Yes, do check out my old-school Requiem!  It is not death-obsessed, but rather a hopeful Requiem in a major key.  The Introitus is Romantic, but it goes Neoclassical pretty soon after.  I broke up the text just like Mozart did, and in the manuscript even had a funny where I wrote, in the exact place Mozart croaked, his apparent last written words:  Quam Olim DC...da capo.  

Actually, start here!

Requiem In Bb Major-Quam Olim II Free Sheet Music by Robert C. Fox for Various Instruments | Noteflight

 

  • Like 1
  • 2 weeks later...
Posted

The counterpoint is very impressive, so well done!

I would have liked to see how the lyrics align with the notes, but I'm not sure if note flight is capable of that. I would definitely recommend musescore if you can fit it on your computer. It is free after all.

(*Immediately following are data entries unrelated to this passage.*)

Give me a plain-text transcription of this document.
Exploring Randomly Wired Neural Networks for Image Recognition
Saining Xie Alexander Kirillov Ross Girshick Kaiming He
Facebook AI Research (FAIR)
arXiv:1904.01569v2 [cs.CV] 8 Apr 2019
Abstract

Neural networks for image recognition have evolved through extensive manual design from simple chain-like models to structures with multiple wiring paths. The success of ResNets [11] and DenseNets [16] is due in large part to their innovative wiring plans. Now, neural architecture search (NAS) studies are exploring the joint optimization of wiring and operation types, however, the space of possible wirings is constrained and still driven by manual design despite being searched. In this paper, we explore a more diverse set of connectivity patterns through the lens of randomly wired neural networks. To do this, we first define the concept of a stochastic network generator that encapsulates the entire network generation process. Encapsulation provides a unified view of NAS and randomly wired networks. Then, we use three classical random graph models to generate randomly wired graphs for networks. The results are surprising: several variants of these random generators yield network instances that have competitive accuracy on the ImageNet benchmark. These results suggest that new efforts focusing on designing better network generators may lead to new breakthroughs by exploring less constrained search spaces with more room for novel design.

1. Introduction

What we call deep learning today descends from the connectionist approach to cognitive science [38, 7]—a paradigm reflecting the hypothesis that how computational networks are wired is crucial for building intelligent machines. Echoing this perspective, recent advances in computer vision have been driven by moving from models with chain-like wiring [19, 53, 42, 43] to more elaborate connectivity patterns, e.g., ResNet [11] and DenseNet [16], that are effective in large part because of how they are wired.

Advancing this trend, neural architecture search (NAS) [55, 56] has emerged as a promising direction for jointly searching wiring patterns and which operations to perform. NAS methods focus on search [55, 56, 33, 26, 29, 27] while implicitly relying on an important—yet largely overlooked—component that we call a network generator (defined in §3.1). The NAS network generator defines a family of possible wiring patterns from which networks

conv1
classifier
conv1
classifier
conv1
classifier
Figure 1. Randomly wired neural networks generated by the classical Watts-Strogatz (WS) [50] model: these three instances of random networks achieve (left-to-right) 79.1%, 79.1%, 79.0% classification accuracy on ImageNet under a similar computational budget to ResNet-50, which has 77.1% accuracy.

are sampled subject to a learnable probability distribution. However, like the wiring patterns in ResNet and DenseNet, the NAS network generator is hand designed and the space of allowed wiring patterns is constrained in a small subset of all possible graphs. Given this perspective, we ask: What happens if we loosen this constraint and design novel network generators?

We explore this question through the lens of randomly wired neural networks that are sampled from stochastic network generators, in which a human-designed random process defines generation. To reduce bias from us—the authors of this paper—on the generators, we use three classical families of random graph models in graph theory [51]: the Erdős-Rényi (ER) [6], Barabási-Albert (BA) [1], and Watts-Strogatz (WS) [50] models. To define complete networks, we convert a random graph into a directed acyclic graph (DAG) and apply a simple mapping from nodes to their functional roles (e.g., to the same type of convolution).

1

The main issue is how you're writing for your forces. Violin octaves are a little unreasonable for a tutti section. It's too difficult without a good justification. I would either NOT have the octaves, or have the violins divisi. And the voice ranges are going into risky registers. There's a good short guide "ranges for choral singers: a guide for composers" by Chris Hutchings that's literally just a page and tells you pretty much all you need for writing for choral voices. You can probably find it online.

  • Like 1
Posted
43 minutes ago, ComposaBoi said:

I would definitely recommend musescore if you can fit it on your computer. It is free after all.

I would second that.

I can't really get a good impression of your piece from Noteflight, the playback is too ropey. (That may be why you're not getting many reviews.)
MuseScore would give a much better rendition of your score, even with no tweaks whatsoever.

Posted

Wow!  Some surprisingly good counterpoint, though it's difficult to see how it will all fit together without the text underlay.  Consciously or not, you've taken a cue from Niccolo Jommelli (1714-1774) in scoring your Requiem for voices and strings alone...his Requiem (1756) was the most popular and often requested of its day, until Mozart wrote his in 1791.  The sparing orchestration makes it more likely to get played.  

I agree with ComposaBoi on just about everything he said. 

Measure 11:  The tenor part goes dangerously low, down to B below tenor C; consider a D instead if it won't mess up your counterpoint. 

Measure 17:  Awkward for Violin I - the C on beat 3-1/2 is icky to try to reach down to there, it means shifting a third down the fingerboard for one note, then shifting back up again; consider the G above instead.

Measure 31:  Odd ending, it seems to me.  There is no third in the chord, and while that's not without precedent, I don't feel like it works here.  Consider an E-flat as the final note in the Soprano and Violin I.  

Show us more of this as you have it!  Well done!